Two weeks into the hospitalization, however, things were not going well. The expected problems with fever, anemia, neutropenia, and bleeding were more severe than usual. Platelet transfusions failed to improve the thrombocytopenia. In this setting we visited Allen, febrile to 104 degrees, shaking, tearful, purpuric, and oozing blood everywhere. As we entered his room, Allen sat up in bed with outstretched arms. My mentor returned the gesture by opening his own arms and sitting down on the bed beside him. The two of them hugged as Allen sobbed.
“Doc, am I going to die today?” Allen asked. Through his own tears my mentor replied, “Yes, Allen, you are.” I was shocked by the candid question and by its equally candid and prompt response. How did my mentor have the certainty to say such a thing? The two of them continued to hug and cry for what seemed to be a long time. Finally, Allen kissed my mentor’s cheek and thanked him for being his doctor. My mentor thanked him for being his patient. Then they looked at each other for what might be the final time.
Wiping our tears as we left the room, we found it impossible to engage in our usual practice of discussing the case and writing orders in the chart. Handing me the chart and saying, “You write the note,” he retreated to a patient lounge at the end of the hall and did not emerge for another ten minutes. In solitude he dealt with the tragedy of the moment, and his intense personal reaction to it. Though our busy day seemed to have no room in it for any such “down time,” everything else was put on hold until his personal imperative was met.

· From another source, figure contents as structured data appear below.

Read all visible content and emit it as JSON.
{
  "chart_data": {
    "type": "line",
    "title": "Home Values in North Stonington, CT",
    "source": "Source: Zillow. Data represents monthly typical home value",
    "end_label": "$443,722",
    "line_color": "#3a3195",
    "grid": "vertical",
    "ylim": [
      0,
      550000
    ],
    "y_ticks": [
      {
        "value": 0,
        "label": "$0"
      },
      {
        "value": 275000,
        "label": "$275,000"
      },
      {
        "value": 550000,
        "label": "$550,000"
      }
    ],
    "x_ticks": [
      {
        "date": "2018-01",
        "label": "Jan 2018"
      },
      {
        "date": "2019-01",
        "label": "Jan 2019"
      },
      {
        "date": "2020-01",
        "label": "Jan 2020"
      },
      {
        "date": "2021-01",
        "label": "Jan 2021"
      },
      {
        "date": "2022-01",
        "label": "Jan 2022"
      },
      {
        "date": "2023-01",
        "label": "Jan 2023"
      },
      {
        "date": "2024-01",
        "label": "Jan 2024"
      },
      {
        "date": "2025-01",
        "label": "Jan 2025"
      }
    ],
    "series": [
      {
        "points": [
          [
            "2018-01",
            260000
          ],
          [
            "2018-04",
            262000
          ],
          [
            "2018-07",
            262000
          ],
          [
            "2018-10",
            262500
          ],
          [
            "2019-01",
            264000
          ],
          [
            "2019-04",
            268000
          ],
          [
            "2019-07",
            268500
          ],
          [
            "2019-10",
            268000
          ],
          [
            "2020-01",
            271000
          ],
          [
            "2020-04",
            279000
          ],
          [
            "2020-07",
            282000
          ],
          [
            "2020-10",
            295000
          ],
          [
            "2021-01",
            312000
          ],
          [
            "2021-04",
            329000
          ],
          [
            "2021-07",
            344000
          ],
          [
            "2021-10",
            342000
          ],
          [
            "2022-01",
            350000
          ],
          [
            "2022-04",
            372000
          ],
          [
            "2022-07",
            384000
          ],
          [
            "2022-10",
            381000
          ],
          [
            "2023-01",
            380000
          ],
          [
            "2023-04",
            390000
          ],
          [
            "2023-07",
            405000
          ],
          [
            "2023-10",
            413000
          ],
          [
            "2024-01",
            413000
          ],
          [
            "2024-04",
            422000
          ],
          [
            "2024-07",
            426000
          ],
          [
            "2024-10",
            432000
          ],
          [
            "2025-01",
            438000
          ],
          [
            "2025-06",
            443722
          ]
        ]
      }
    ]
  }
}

Allen died later that day. No one was surprised, least of all my mentor.
To this day, I can say that I have never witnessed a more tender and poignant moment in oncology. It was an unforgettable event that has burned a permanent image in my memory. On that day, my mentor showed me that it is okay to remain human and vulnerable in the privilege of caring for the most courageous people we will ever meet. While I always knew I needed to bring my best science-based game to the care of my patients, he showed me how the human element pervades everything we do, and we must attend to that. Maintaining the traditional “distance” between doctor and patient, I learned, is not always easy, convenient, or even appropriate.
As I emerged from fellowship to once again work alongside him in our clinic, my mentor continued to teach by example. I am forever grateful to him for what he taught me about the human side of oncology. Now well into his nineties, he remains a dear friend and is my greatest medical hero.